Again, the SEC is just one of them several government agencies going crypto. And when many people lose a lot of money, the government will pay even greater attention. But for some people, it may not do much, as crypto is not regulated like traditional banks and securities – something many crypto investors didn’t realize until it was too late.
“With so much new money raising token values, so many people wanted to get in without understanding anything about the space,” said Matt Binder, a reporter for Mashable who also hosts Scam Economy, a podcast dedicated to crypto and Web3 scams. “And the industry has taken advantage of many of those people.”
It didn’t help that they were some of their favorite celebrities approved these projects, or that some of these companies were apparently so flush with cash that they could buy ad space at the highest expensive show in the city. It didn’t help that crypto became easy to buy ATM transaction. And it really didn’t help that many people got into crypto knowing little but assuming they would have the same protections they have from more regulated institutions like traditional banks and investment firms.
Stark predicts that we will see more action against these crypto companies in the coming months and years, with the SEC focusing its efforts not on small-time fraudsters, but on the gatekeepers they use for their scams: “trading exchanges, platforms, whatever you want to you invite them.” And he thinks it, like all other agencies investigating the cryptocurrency world, will get a lot of help, probably from people within it.
“When companies start dealing with these kinds of things, you get people who want to be whistleblowers or become whistleblowers,” Stark said. “And when criminal prosecutors start talking around, people can become informants very quickly.”
Molly White, who chronicled the various failures of Web3 at Web3 is doing greathe is not yet so sure that increased scrutiny, investigations and prosecutions will lead to real change.
“The cost of insider trading seems like a drop in the bucket compared to the amount of insider trading that is clearly known to be happening at Coinbase and elsewhere, but at least it’s something,” she said. “It worries me how slow these actions are moving in an industry where people can commit fraud after fraud in the meantime.”
“I’ll believe there’s progress when I see it,” she said.

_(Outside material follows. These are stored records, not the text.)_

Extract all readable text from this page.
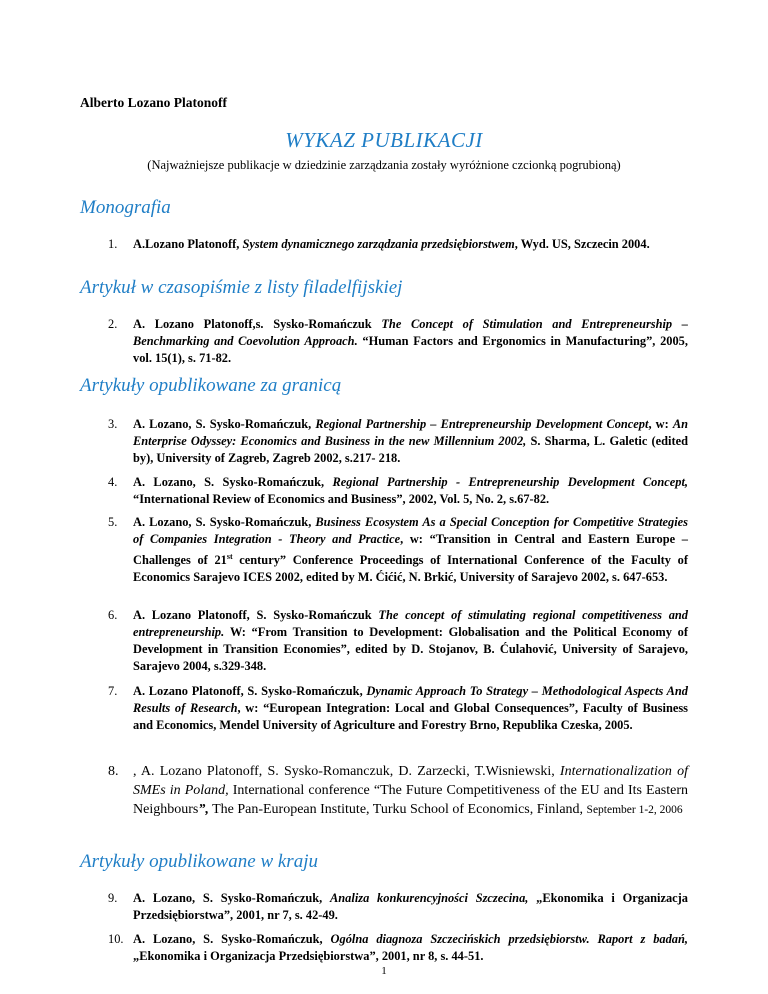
Alberto Lozano Platonoff
WYKAZ PUBLIKACJI
(Najważniejsze publikacje w dziedzinie zarządzania zostały wyróżnione czcionką pogrubioną)
Monografia
1. A.Lozano Platonoff, System dynamicznego zarządzania przedsiębiorstwem, Wyd. US, Szczecin 2004.
Artykuł w czasopiśmie z listy filadelfijskiej
2. A. Lozano Platonoff,s. Sysko-Romańczuk The Concept of Stimulation and Entrepreneurship – Benchmarking and Coevolution Approach. “Human Factors and Ergonomics in Manufacturing”, 2005, vol. 15(1), s. 71-82.
Artykuły opublikowane za granicą
3. A. Lozano, S. Sysko-Romańczuk, Regional Partnership – Entrepreneurship Development Concept, w: An Enterprise Odyssey: Economics and Business in the new Millennium 2002, S. Sharma, L. Galetic (edited by), University of Zagreb, Zagreb 2002, s.217- 218.
4. A. Lozano, S. Sysko-Romańczuk, Regional Partnership - Entrepreneurship Development Concept, “International Review of Economics and Business”, 2002, Vol. 5, No. 2, s.67-82.
5. A. Lozano, S. Sysko-Romańczuk, Business Ecosystem As a Special Conception for Competitive Strategies of Companies Integration - Theory and Practice, w: “Transition in Central and Eastern Europe – Challenges of 21st century” Conference Proceedings of International Conference of the Faculty of Economics Sarajevo ICES 2002, edited by M. Ćićić, N. Brkić, University of Sarajevo 2002, s. 647-653.
6. A. Lozano Platonoff, S. Sysko-Romańczuk The concept of stimulating regional competitiveness and entrepreneurship. W: “From Transition to Development: Globalisation and the Political Economy of Development in Transition Economies”, edited by D. Stojanov, B. Ćulahović, University of Sarajevo, Sarajevo 2004, s.329-348.
7. A. Lozano Platonoff, S. Sysko-Romańczuk, Dynamic Approach To Strategy – Methodological Aspects And Results of Research, w: “European Integration: Local and Global Consequences”, Faculty of Business and Economics, Mendel University of Agriculture and Forestry Brno, Republika Czeska, 2005.
8. , A. Lozano Platonoff, S. Sysko-Romanczuk, D. Zarzecki, T.Wisniewski, Internationalization of SMEs in Poland, International conference “The Future Competitiveness of the EU and Its Eastern Neighbours”, The Pan-European Institute, Turku School of Economics, Finland, September 1-2, 2006
Artykuły opublikowane w kraju
9. A. Lozano, S. Sysko-Romańczuk, Analiza konkurencyjności Szczecina, „Ekonomika i Organizacja Przedsiębiorstwa”, 2001, nr 7, s. 42-49.
10. A. Lozano, S. Sysko-Romańczuk, Ogólna diagnoza Szczecińskich przedsiębiorstw. Raport z badań, „Ekonomika i Organizacja Przedsiębiorstwa”, 2001, nr 8, s. 44-51.
1
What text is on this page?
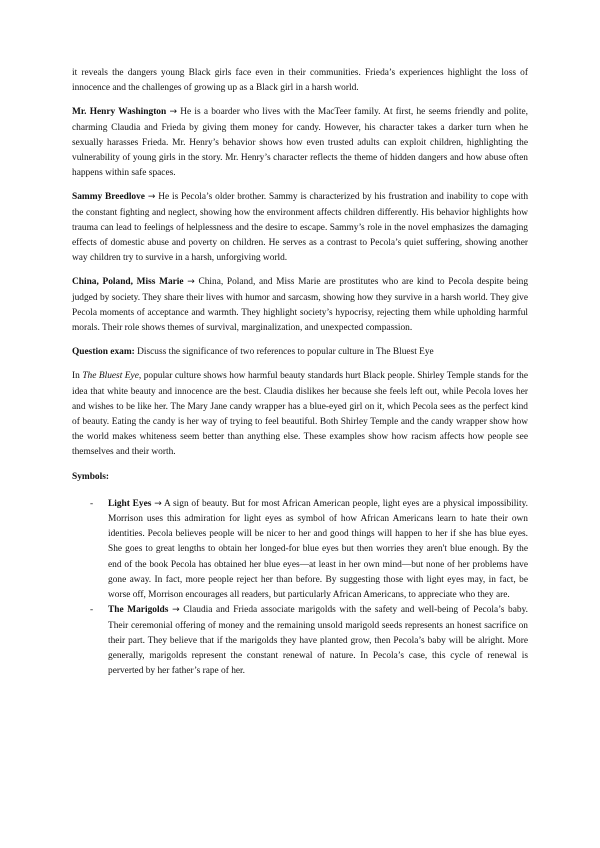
it reveals the dangers young Black girls face even in their communities. Frieda’s experiences highlight the loss of innocence and the challenges of growing up as a Black girl in a harsh world.

Mr. Henry Washington → He is a boarder who lives with the MacTeer family. At first, he seems friendly and polite, charming Claudia and Frieda by giving them money for candy. However, his character takes a darker turn when he sexually harasses Frieda. Mr. Henry’s behavior shows how even trusted adults can exploit children, highlighting the vulnerability of young girls in the story. Mr. Henry’s character reflects the theme of hidden dangers and how abuse often happens within safe spaces.

Sammy Breedlove → He is Pecola’s older brother. Sammy is characterized by his frustration and inability to cope with the constant fighting and neglect, showing how the environment affects children differently. His behavior highlights how trauma can lead to feelings of helplessness and the desire to escape. Sammy’s role in the novel emphasizes the damaging effects of domestic abuse and poverty on children. He serves as a contrast to Pecola’s quiet suffering, showing another way children try to survive in a harsh, unforgiving world.

China, Poland, Miss Marie → China, Poland, and Miss Marie are prostitutes who are kind to Pecola despite being judged by society. They share their lives with humor and sarcasm, showing how they survive in a harsh world. They give Pecola moments of acceptance and warmth. They highlight society’s hypocrisy, rejecting them while upholding harmful morals. Their role shows themes of survival, marginalization, and unexpected compassion.

Question exam: Discuss the significance of two references to popular culture in The Bluest Eye

In The Bluest Eye, popular culture shows how harmful beauty standards hurt Black people. Shirley Temple stands for the idea that white beauty and innocence are the best. Claudia dislikes her because she feels left out, while Pecola loves her and wishes to be like her. The Mary Jane candy wrapper has a blue-eyed girl on it, which Pecola sees as the perfect kind of beauty. Eating the candy is her way of trying to feel beautiful. Both Shirley Temple and the candy wrapper show how the world makes whiteness seem better than anything else. These examples show how racism affects how people see themselves and their worth.

Symbols:

- Light Eyes → A sign of beauty. But for most African American people, light eyes are a physical impossibility. Morrison uses this admiration for light eyes as symbol of how African Americans learn to hate their own identities. Pecola believes people will be nicer to her and good things will happen to her if she has blue eyes. She goes to great lengths to obtain her longed-for blue eyes but then worries they aren't blue enough. By the end of the book Pecola has obtained her blue eyes—at least in her own mind—but none of her problems have gone away. In fact, more people reject her than before. By suggesting those with light eyes may, in fact, be worse off, Morrison encourages all readers, but particularly African Americans, to appreciate who they are.
- The Marigolds → Claudia and Frieda associate marigolds with the safety and well-being of Pecola’s baby. Their ceremonial offering of money and the remaining unsold marigold seeds represents an honest sacrifice on their part. They believe that if the marigolds they have planted grow, then Pecola’s baby will be alright. More generally, marigolds represent the constant renewal of nature. In Pecola’s case, this cycle of renewal is perverted by her father’s rape of her.
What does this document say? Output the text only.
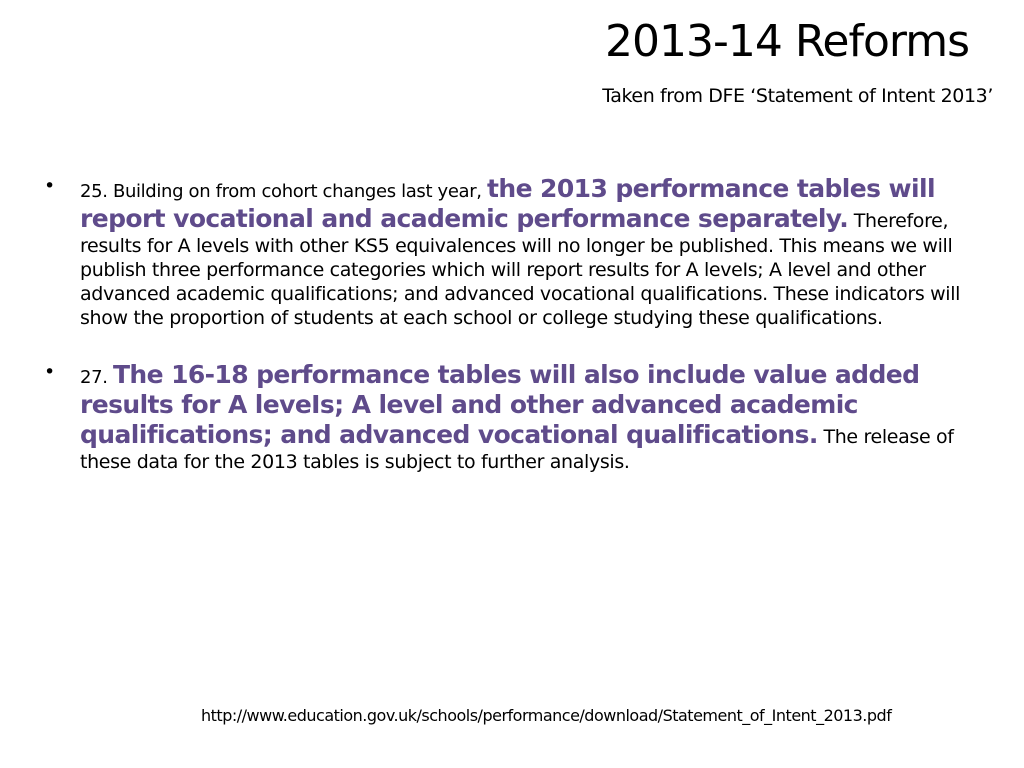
2013-14 Reforms
Taken from DFE ‘Statement of Intent 2013’
• 25. Building on from cohort changes last year, the 2013 performance tables will report vocational and academic performance separately. Therefore, results for A levels with other KS5 equivalences will no longer be published. This means we will publish three performance categories which will report results for A leveIs; A level and other advanced academic qualifications; and advanced vocational qualifications. These indicators will show the proportion of students at each school or college studying these qualifications.
• 27. The 16-18 performance tables will also include value added results for A leveIs; A level and other advanced academic qualifications; and advanced vocational qualifications. The release of these data for the 2013 tables is subject to further analysis.
http://www.education.gov.uk/schools/performance/download/Statement_of_Intent_2013.pdf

If regulators can’t make that progress in court, perhaps at the very least all the attention the cryptocurrency crash has attracted would discourage would-be investors from putting money into a volatile market they don’t really understand and offers little protection.
“I think these attacks can help turn the public away from cryptocurrencies,” Binder said. “There are some companies that try to ‘be legit’, but at the end of the day, they are still a crypto company, selling the dream of getting rich through speculative asset trading, with no real product or service.”
That, however, won’t do much for people whose dreams have already turned into nightmares. White said some of the earlier cryptocurrency loss stories were more entertaining and the victims less sympathetic (see: “All my monkeys gone”), that is no longer the case. “Now we see people writing letters to the bankruptcy judge about how they are financially ruined and thinking about suicide,” she said.
Or as Binder put it, “We have a few people who hit the lottery and a ton more who lost it all.”